検討会当日、エリザベータは会議室に入った。

集まっていたのは、財務局、会計監査局、地方行政局、宮内局の担当官たちだった。

全員が、王女の登場に立ち上がった。

「王女殿下、ようこそ」

フリードリヒが、席を勧めた。

「本日は、殿下のご提案を契機とした会計制度の全面見直しについて、議論します」

エリザベータは、席に着いた。

「よろしくお願いします」

議論は、予想以上に活発だった。

「銅貨単位での記載は、正確性を高めるが、記録の手間も増える」

「では、重要な項目のみ銅貨記載とし、軽微な項目は銀貨でまとめる方式は」

「それだと、『重要』の基準が曖昧になる」

エリザベータは、手を挙げた。

「提案があります」

「はい、殿下」

「金額の大小ではなく、『頻度』で分けてはどうでしょう。
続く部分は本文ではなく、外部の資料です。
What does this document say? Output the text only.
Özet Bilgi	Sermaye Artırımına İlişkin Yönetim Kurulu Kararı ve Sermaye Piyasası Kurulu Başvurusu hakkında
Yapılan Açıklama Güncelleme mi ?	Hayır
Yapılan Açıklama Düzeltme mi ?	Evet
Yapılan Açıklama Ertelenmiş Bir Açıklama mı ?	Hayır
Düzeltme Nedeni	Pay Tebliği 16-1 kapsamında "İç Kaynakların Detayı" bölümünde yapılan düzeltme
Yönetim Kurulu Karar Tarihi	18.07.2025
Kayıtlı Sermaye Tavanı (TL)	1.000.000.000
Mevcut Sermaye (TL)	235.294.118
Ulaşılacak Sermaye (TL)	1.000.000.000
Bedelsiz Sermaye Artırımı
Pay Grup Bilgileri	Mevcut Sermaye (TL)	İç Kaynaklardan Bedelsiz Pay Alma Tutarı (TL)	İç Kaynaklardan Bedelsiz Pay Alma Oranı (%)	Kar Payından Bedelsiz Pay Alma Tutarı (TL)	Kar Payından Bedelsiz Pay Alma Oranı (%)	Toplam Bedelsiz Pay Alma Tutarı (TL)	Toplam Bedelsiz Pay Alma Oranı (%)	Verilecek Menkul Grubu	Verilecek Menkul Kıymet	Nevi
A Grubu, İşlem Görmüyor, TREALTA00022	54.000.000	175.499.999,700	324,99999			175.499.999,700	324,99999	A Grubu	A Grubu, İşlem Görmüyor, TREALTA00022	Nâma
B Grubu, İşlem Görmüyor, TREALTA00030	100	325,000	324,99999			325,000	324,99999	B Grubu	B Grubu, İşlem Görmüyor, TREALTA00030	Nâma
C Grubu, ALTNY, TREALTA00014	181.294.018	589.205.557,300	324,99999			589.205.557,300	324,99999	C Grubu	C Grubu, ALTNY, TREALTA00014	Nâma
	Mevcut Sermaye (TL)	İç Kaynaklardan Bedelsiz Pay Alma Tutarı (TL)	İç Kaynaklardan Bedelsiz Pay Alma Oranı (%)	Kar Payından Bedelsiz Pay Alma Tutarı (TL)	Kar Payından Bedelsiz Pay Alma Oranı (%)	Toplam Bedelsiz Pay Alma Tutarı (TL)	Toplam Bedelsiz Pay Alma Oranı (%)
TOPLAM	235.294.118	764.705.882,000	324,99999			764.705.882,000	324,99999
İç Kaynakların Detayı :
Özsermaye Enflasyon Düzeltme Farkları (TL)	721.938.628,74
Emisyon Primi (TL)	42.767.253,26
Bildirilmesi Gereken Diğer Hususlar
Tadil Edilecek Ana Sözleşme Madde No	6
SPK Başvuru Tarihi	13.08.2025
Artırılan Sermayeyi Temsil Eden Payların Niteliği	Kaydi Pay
頻繁に発生する支出は銅貨単位で記録し、稀な支出は銀貨単位でまとめる」

担当官たちは、顔を見合わせた。

「……それは、合理的です」

「記録の手間と正確性のバランスが取れています」

フリードリヒは、メモを取った。

「殿下のご提案を、基本方針としましょう」

会議は、三時間続いた。

終了時、エリザベータは満足そうな顔をしていた。



一年後、新しい会計制度が全行政府に導入された。

『頻度別会計記載基準(エリザベータ方式)』

通称「王女方式」。

銅貨三十二枚から始まった小さな疑問が、国家全体の会計制度改革に繋がった。

ある日、国王が尋ねた。

「エリザベータ、お前が始めた会計改革、成功したそうだな」

「はい、父上」

「銅貨の端数から、よくここまで大きな話になったものだ」

「小さな矛盾を放置すると、大きな問題になります。だから、気づいた時に直すべきだと思いました」

国王は、複雑な表情をした。

「お前は、本当に王女らしくない」

「すみません」

「いや、謝ることはない。むしろ、誇りに思う」

国王は、窓の外を見た。

「お前は、王族でありながら、制度を良くしようとしている。それは、素晴らしいことだ」

エリザベータは、微笑んだ。

「ありがとうございます、父上」

その日の午後、エリザベータの元に新しい書類が届いた。

『道路補修計画における予算配分に関する質問書』

差出人は、地方の小さな村の村長。

「これ、計算が合わないんですけど」という内容だった。

エリザベータは、書類を読んで、笑った。

「また、面白そうな矛盾を見つけましたね」

マリアンネは、溜息をついた。

「殿下、それは殿下の仕事ではありません」

「でも、誰かが気づかないといけませんよね」

エリザベータは、返事を書き始めた。

王女の制度改革は、まだまだ続きそうだった。